The presence of Russians seemed like an eternity to us.
They did not live in our village. They used to drive through the village — back and forth. At first, when they entered the village, they shot from machine guns to make sure that no one was there. They shot in the air, at the asphalt, people's fences, and gates. If they saw someone on the street, they shot at the gate.
In April, when it was still cool, it was the first time a shell had landed in the yard of the neighbours next door to us. They say it was a cluster munition. At that moment, a woman was grazing cattle around the village — her cow was cut by shrapnel. The woman was wounded.
Shrapnel was falling all over the village. Later, the locals told us that it was the Russians who had set up equipment outside the village and were shooting from there in the direction of Mykolaiv.
We lived in constant fear at that time. We did not know where to hide and what to do. We were afraid of every noise.
Also, in April, Russian soldiers shot a red civilian car from a tank between our village and Myroliubivka. A man and a woman, his niece, were killed. That day, they went to buy medicine and food and were on their way home when they were shot at. Our men rushed to the car at once. They saw a dead woman in the car - her body and face were torn apart. The man was still alive, although the Russians had run over the car with a tank right where he was sitting. When the ambulance arrived, the men tried to pull him out of the wreckage, but he died.
And then, also in April, the Russians kidnapped two boys from our village and beat them badly. I talked to one of them. He told me he was going to Bilozerka to visit his grandmother, and his friend was visiting Komyshany to see his sister. There were no buses back then, so they walked. When they were passing a crushed car, a Russian car stopped near them. The soldiers asked: "Why are you looting here?"
Then they pulled their sweaters over their faces, tied them up with tape and took them away. The boys did not understand where they were going. They interrogated them, made them sit on a chair, and asked them: "What were you doing there? Where were you going?"
The Russians had no interest in answers. They just asked a question and hit. A question — a hit.
They broke one's teeth with a rifle butt and then took them both somewhere and tied them naked to a post. That's how the guys managed to tear the tape and get free. They found some old trousers in a dumpster and returned home in them.
When we were liberated, it was as if we had woken up in the past.

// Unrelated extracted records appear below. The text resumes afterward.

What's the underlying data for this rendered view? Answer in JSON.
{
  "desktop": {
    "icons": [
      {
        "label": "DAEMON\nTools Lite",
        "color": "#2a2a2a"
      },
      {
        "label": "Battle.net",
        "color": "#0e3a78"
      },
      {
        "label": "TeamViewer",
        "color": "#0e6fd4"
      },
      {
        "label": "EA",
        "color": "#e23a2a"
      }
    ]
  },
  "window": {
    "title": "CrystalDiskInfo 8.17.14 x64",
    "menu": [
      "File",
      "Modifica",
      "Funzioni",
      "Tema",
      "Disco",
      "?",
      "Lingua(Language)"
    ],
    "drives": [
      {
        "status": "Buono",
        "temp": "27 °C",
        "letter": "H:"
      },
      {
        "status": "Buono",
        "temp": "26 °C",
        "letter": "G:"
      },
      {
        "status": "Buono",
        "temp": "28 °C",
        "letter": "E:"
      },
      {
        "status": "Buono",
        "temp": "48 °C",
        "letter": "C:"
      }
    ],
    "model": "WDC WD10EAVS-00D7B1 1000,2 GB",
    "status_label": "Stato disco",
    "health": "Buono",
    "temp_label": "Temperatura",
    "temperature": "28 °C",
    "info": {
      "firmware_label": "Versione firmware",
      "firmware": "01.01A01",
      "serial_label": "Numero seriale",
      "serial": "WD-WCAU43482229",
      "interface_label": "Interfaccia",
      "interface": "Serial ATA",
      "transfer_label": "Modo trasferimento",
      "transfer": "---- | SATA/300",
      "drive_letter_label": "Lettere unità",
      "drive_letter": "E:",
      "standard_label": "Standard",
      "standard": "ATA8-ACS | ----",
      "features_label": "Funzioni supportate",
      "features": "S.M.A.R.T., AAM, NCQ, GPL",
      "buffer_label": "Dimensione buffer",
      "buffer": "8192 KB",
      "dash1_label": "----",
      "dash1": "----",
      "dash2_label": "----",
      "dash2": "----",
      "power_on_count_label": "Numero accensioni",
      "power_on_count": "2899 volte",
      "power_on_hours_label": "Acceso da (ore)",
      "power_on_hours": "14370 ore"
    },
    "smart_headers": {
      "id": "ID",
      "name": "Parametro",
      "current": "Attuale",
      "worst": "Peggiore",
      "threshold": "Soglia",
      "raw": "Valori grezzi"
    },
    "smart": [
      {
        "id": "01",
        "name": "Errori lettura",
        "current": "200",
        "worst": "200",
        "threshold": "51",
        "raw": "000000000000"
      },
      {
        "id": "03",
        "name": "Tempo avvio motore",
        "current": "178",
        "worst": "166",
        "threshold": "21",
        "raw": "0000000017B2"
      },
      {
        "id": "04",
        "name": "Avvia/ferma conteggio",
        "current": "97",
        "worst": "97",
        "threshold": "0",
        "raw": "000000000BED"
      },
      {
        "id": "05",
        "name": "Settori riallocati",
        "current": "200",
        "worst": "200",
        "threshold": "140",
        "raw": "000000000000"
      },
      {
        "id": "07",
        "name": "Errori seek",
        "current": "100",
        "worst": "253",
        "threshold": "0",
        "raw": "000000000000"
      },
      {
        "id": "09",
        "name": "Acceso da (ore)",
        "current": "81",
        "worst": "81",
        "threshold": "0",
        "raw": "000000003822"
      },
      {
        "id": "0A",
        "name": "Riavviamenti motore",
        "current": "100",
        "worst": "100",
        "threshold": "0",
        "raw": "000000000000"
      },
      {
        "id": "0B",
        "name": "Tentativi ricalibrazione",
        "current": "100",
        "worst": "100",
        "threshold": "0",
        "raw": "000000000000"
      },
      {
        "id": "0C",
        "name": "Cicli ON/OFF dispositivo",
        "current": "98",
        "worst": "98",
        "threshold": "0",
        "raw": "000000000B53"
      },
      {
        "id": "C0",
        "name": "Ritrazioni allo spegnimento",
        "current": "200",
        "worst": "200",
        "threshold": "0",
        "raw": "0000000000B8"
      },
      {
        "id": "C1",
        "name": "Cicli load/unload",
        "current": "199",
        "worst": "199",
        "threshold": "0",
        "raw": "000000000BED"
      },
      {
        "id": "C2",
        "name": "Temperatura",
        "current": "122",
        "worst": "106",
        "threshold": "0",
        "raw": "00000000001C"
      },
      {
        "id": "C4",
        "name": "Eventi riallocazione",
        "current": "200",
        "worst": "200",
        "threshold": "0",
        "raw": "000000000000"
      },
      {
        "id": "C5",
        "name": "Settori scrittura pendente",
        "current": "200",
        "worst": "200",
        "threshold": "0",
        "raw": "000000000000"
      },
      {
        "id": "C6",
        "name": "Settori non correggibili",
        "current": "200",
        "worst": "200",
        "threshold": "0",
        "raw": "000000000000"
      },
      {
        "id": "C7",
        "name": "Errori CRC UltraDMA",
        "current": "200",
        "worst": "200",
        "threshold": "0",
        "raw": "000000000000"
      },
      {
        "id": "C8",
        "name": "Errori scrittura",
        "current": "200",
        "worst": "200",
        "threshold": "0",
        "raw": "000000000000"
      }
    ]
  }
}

My daughter called me on the evening of November 10 and said that our [military] were in Pravdyne. It was close, so we would be de-occupied soon. The Russians were rapidly leaving. But the vehicles did not go along the road; they fled towards Kherson through the fields. They stole people's property from their homes and set up tripwires.
When the Ukrainian military came in, we were finally able to breathe out - the occupation ended without any losses in our family. Although the children are still small, when the Russians were here, I explained that evil people had come so they could not run out of the yard and go to their grandmother alone. Now, everyone can play freely. However, their fear hasn't gone away.